Lois qui deviennent par le
malheur du pouvoir et pour le malheur collectif de peuples abêtis
de peur, des contre-lois,
contre-nature, anti-humaines, contre-vérité et contre-réalité,
engendrant sans fin la pire des souffrance, la
psychologique, psychique,
mentale et sentimentale, comme un long désert morrisonnien, celui du
si beau texte : « The End ».
Morrison
le blakéen, voulait aller au bout du mal pour trouver le bien. Il
n'est pas sûr que ce soit le chemin le plus sûr pour
beaucoup, il n'est pas sûr
que ce soit le pire pour
quelques uns :
le bien a des mystères parfois barbares,
parfois innocents. Mais
il parlait de condition de base, de naissance.
Kerouac voulait des lois belles, vraies, stimulantes et bénéfiques,
satisfaisantes, pures
et créatrices comme un bonheur à partager, aristocratiques
pour le peuple.
Morrison,
fils des sixties,
savait par expérience
qu'il est trop tard. L'auteur
de Sur la Route, fils de la guerre, qu'on
peut tout larguer pour trouver Dieu en soi ou en face. Morrison
voulait tout tout de suite, ou rien, avant le chamanique passage
ultime, non comme un chrétien trop fidèle, mais comme un Indien
christianisé révolté.

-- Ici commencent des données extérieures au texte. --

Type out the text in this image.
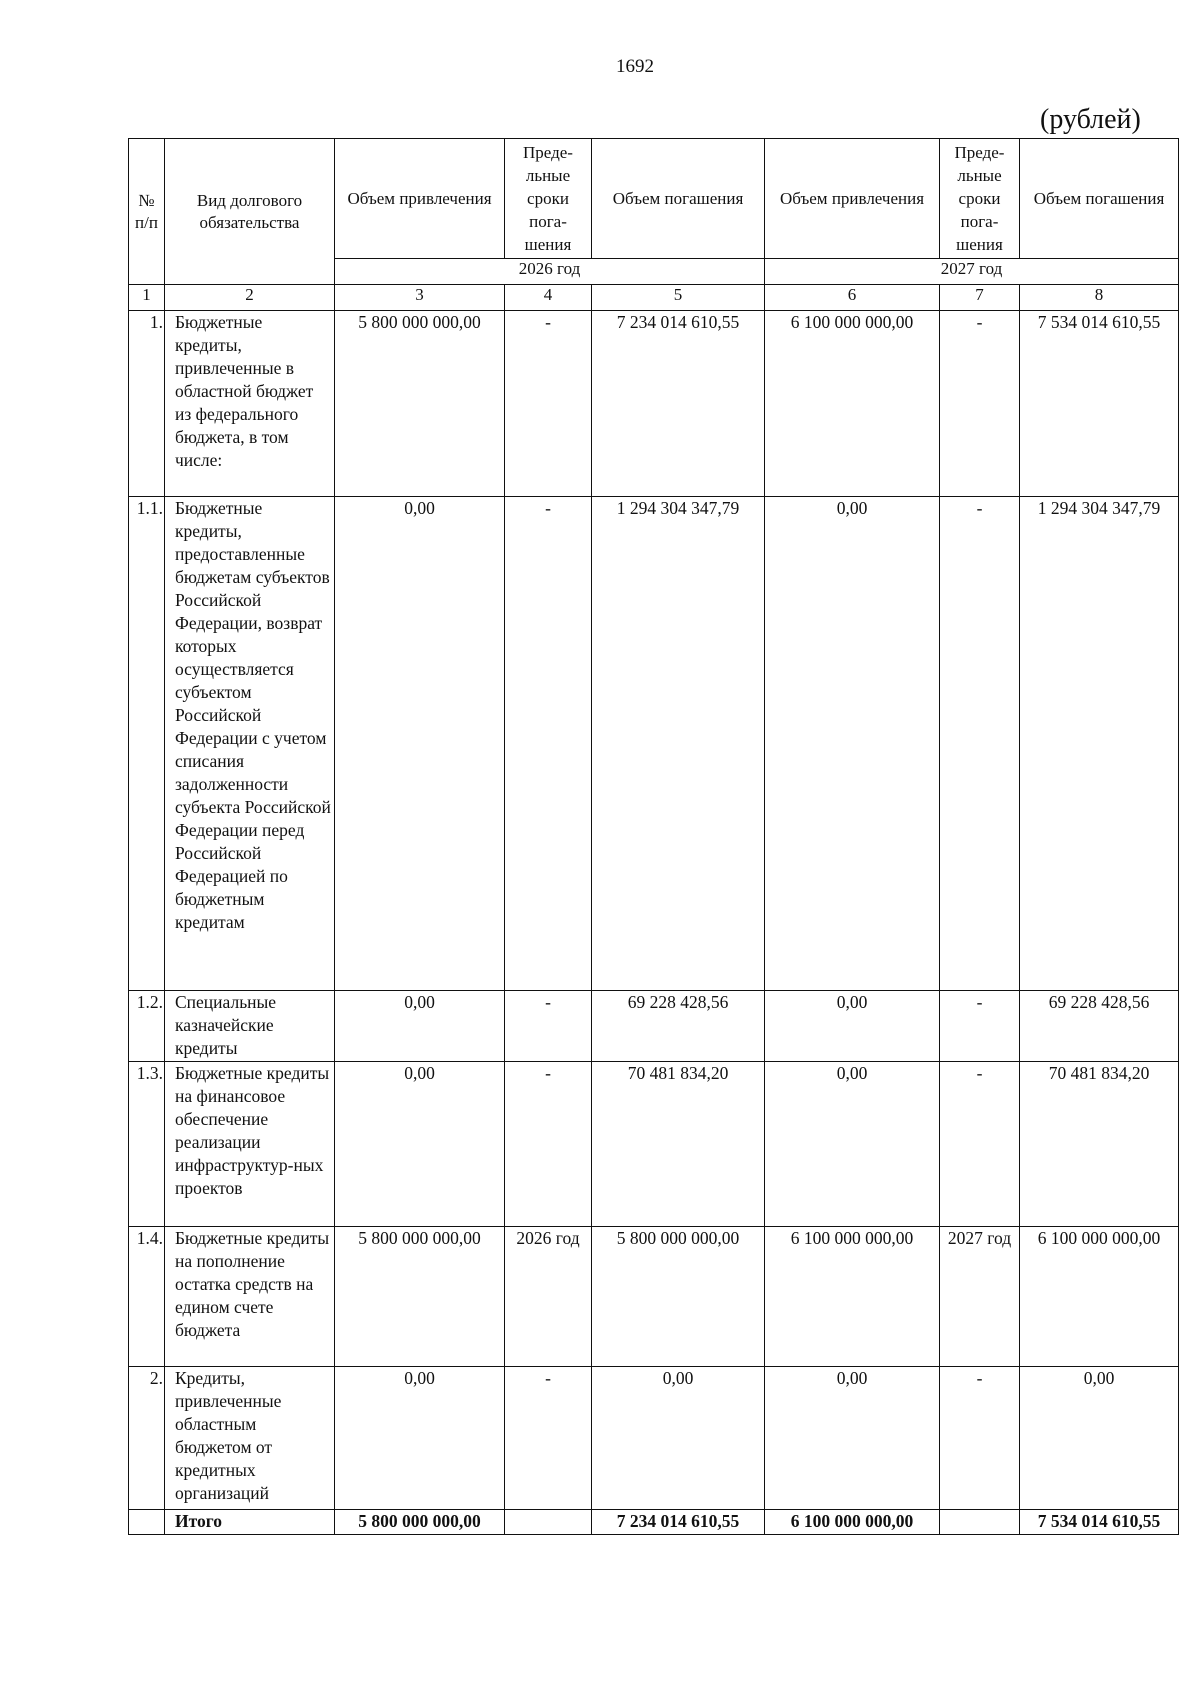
1692
(рублей)
№ п/п	Вид долгового обязательства	Объем привлечения	Преде-льные сроки пога-шения	Объем погашения	Объем привлечения	Преде-льные сроки пога-шения	Объем погашения
		2026 год			2027 год		
1	2	3	4	5	6	7	8
1.	Бюджетные кредиты, привлеченные в областной бюджет из федерального бюджета, в том числе:	5 800 000 000,00	-	7 234 014 610,55	6 100 000 000,00	-	7 534 014 610,55
1.1.	Бюджетные кредиты, предоставленные бюджетам субъектов Российской Федерации, возврат которых осуществляется субъектом Российской Федерации с учетом списания задолженности субъекта Российской Федерации перед Российской Федерацией по бюджетным кредитам	0,00	-	1 294 304 347,79	0,00	-	1 294 304 347,79
1.2.	Специальные казначейские кредиты	0,00	-	69 228 428,56	0,00	-	69 228 428,56
1.3.	Бюджетные кредиты на финансовое обеспечение реализации инфраструктур-ных проектов	0,00	-	70 481 834,20	0,00	-	70 481 834,20
1.4.	Бюджетные кредиты на пополнение остатка средств на едином счете бюджета	5 800 000 000,00	2026 год	5 800 000 000,00	6 100 000 000,00	2027 год	6 100 000 000,00
2.	Кредиты, привлеченные областным бюджетом от кредитных организаций	0,00	-	0,00	0,00	-	0,00
	Итого	5 800 000 000,00		7 234 014 610,55	6 100 000 000,00		7 534 014 610,55
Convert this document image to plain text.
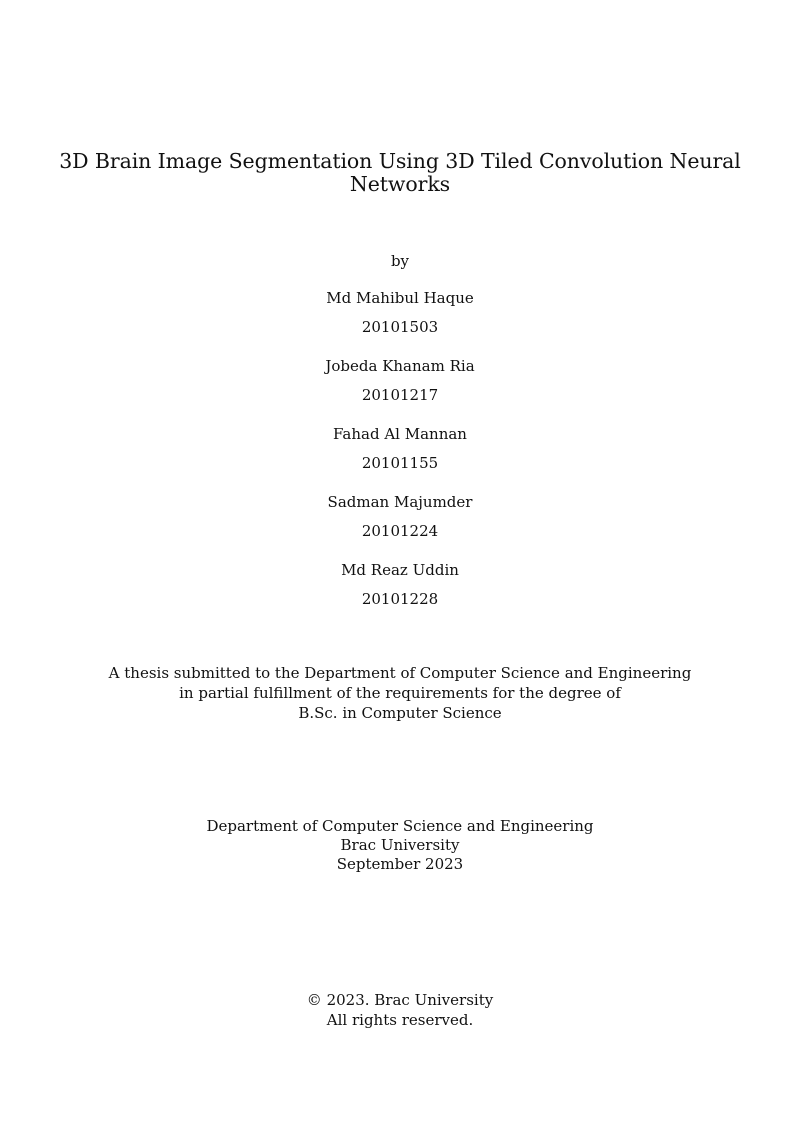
3D Brain Image Segmentation Using 3D Tiled Convolution Neural
Networks
by
Md Mahibul Haque
20101503
Jobeda Khanam Ria
20101217
Fahad Al Mannan
20101155
Sadman Majumder
20101224
Md Reaz Uddin
20101228
A thesis submitted to the Department of Computer Science and Engineering
in partial fulfillment of the requirements for the degree of
B.Sc. in Computer Science
Department of Computer Science and Engineering
Brac University
September 2023
© 2023. Brac University
All rights reserved.
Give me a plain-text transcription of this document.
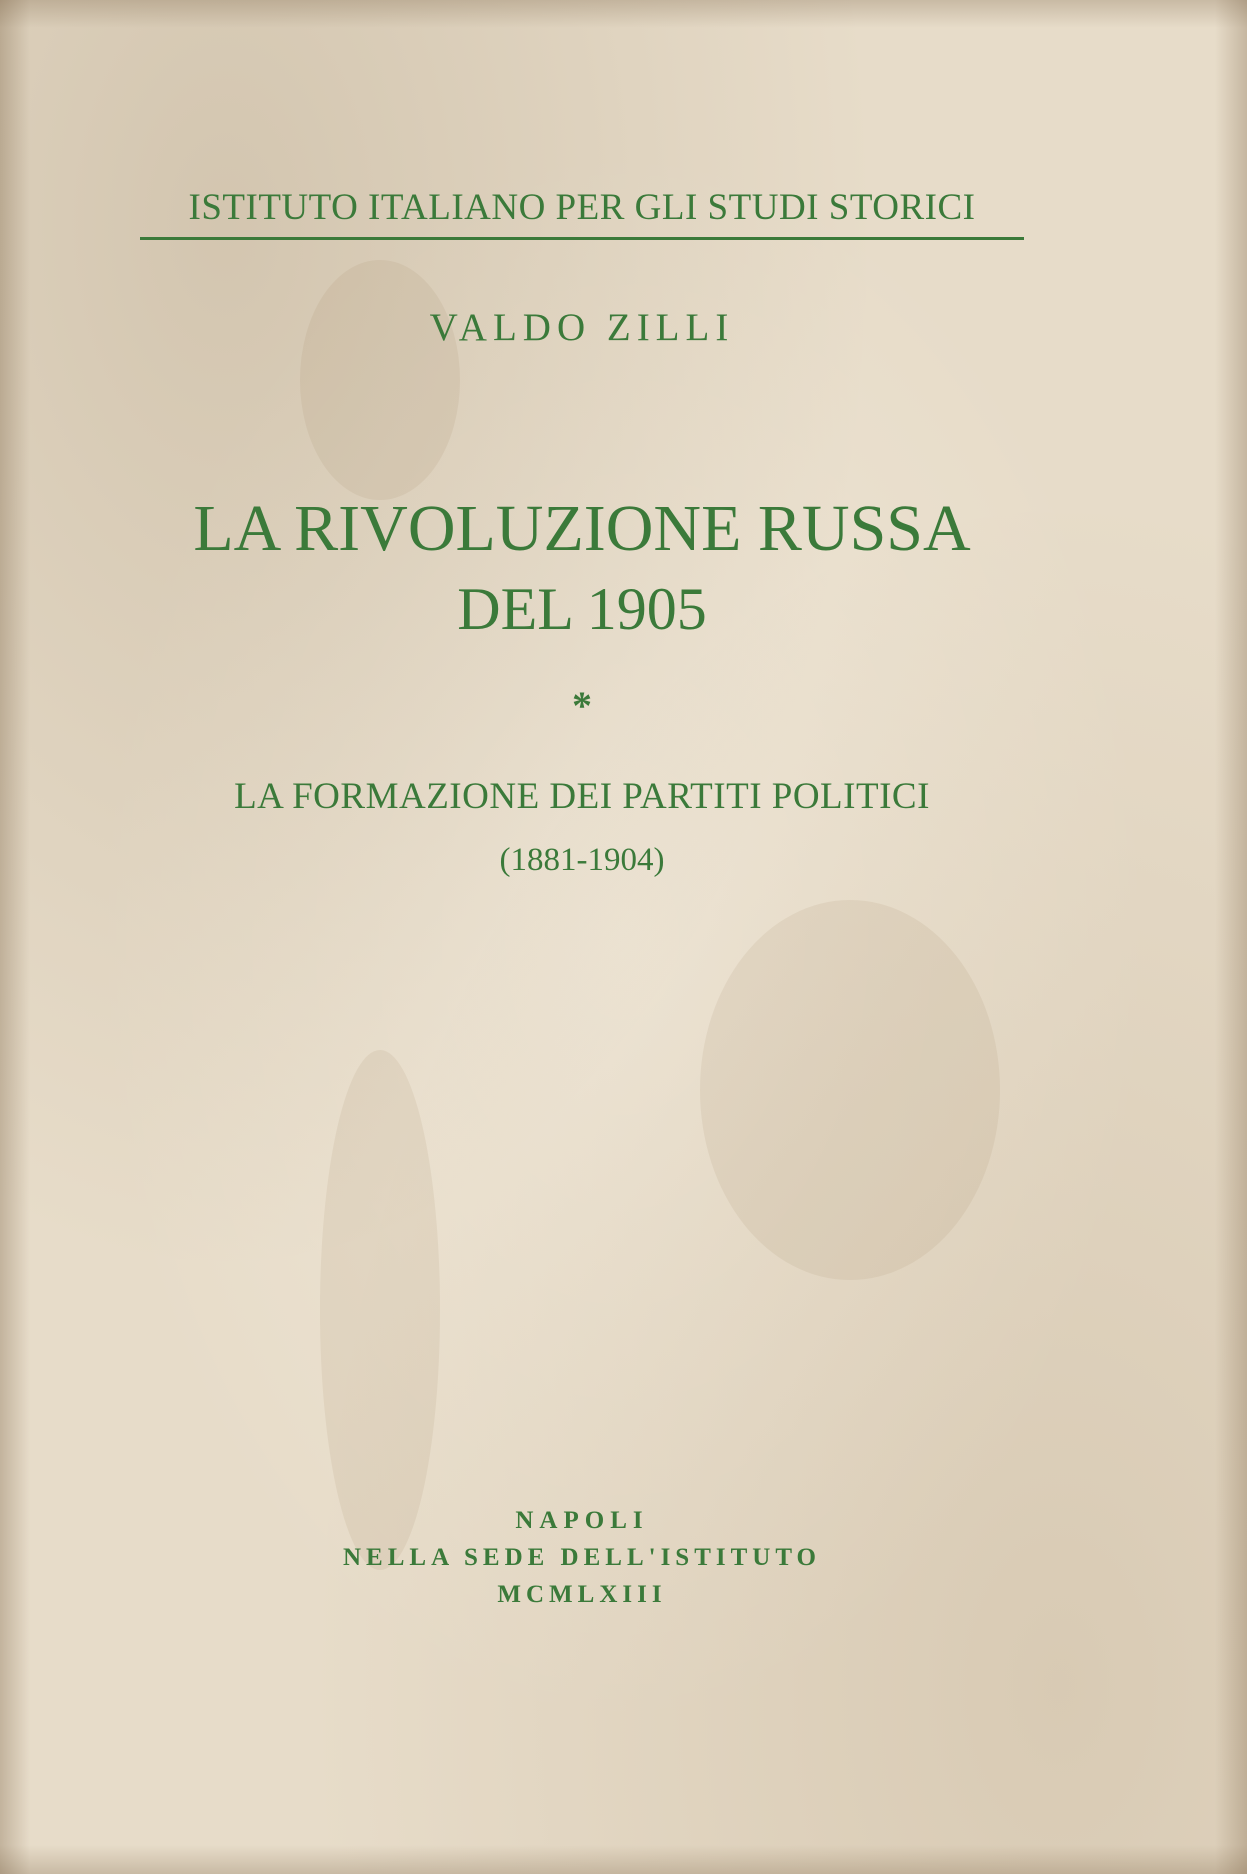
ISTITUTO ITALIANO PER GLI STUDI STORICI
VALDO ZILLI
LA RIVOLUZIONE RUSSA
DEL 1905
*
LA FORMAZIONE DEI PARTITI POLITICI
(1881-1904)
NAPOLI
NELLA SEDE DELL'ISTITUTO
MCMLXIII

Ils
se rejoignaient dans la vérité pure
et simple.
Ils
ne voulaient rien de cette malédiction
relevée si précisément
par Nietzsche : la vie n'est ni scandale ni autoflagellation
sur le chemin-de-croix d'une illusion masquant une
pitoyable condition d'évitement
de l'abject et de la saleté du fond du verre et du tonneau. Et donc
de leur manipulation
débile, de leur entretien courant, de leur perpétuation puante ou
raffinée, cynique ou philosophique, commerciale ou éthique,
sociale, religieuse ou guerrière, traditionnelle ou moderne.
Ne
pas respecter sa nature profonde, sa vraie nature
– comme dit le Taoïsme, c'est n'être ni viable ni
enviable. Misérable
parmi les misérables – mendiant ou maître, exilé du royaume, en
ce monde ou hors de lui, sous-humain, nihiliste en puissance, dont le
terrorisme est la seule
destination logique et idéologique, existentielle. N'être qu'un
existant contre-spirituel,
fut-on Premier-ministre, premier
magistrat ou premier Évêque, milliardaire ou
chef d'état-major (…),
dernier des humains devant chaque situation,
lever ou coucher du soleil, chaque rencontre.
Souffrance de ce « n'être que », inacceptable
insuffisance, irrattrapable manquement, si intolérables au fond,
qu'ils nécessiteront toujours – comme une drogue – le moyen
le plus violent et radical de l'illusion pure de sa négation et
de sa dénégation. Là, Nietzsche, mieux qu'aucun autre,
plus concrètement que Stirner, diagnostiqua tout au fond, le cancer
d'Occident, l'identifiant dans ses racines profondes et communes,
effectives et nocives, toxiques, vénéneuses, incurables,
normalisées, instituées, centrales, constitutives et congénitales.
Le système ne serait rien s'il n'était que d'argent. Ou de pure
force technique. Il est perpétuation de son propre mouvement
d'inertie et bassesse, de néant et de chute,
d'effondrement – usine à gaz psychologique et
surtout à brouillard, immense écran de fumée. Derrière le rideau,
c'est un truc à la K. Dick, le visionnaire, dans son meilleur délire
de réalisme.
Machine, simulacre ambigu, gélatineux et tranchant,
protéiforme, incertain, informel et mou, visqueux et sec à la fois,
flexible et inflexible comme l'esprit le plus rompu et corrompu.
Matière étrangère à l'humain, extra-terrestre,
extra-territoriale : le mensonge dans sa racine
pathologique et pathogène, tentaculaire, monstrueuse, matricielle.
Simulacre de vie, s'il en est. Parallèle au Néant, stupéfiant
et méfiant, méticuleux et pervers comme un nazi
anhistorique dans ses œuvres de « charité ».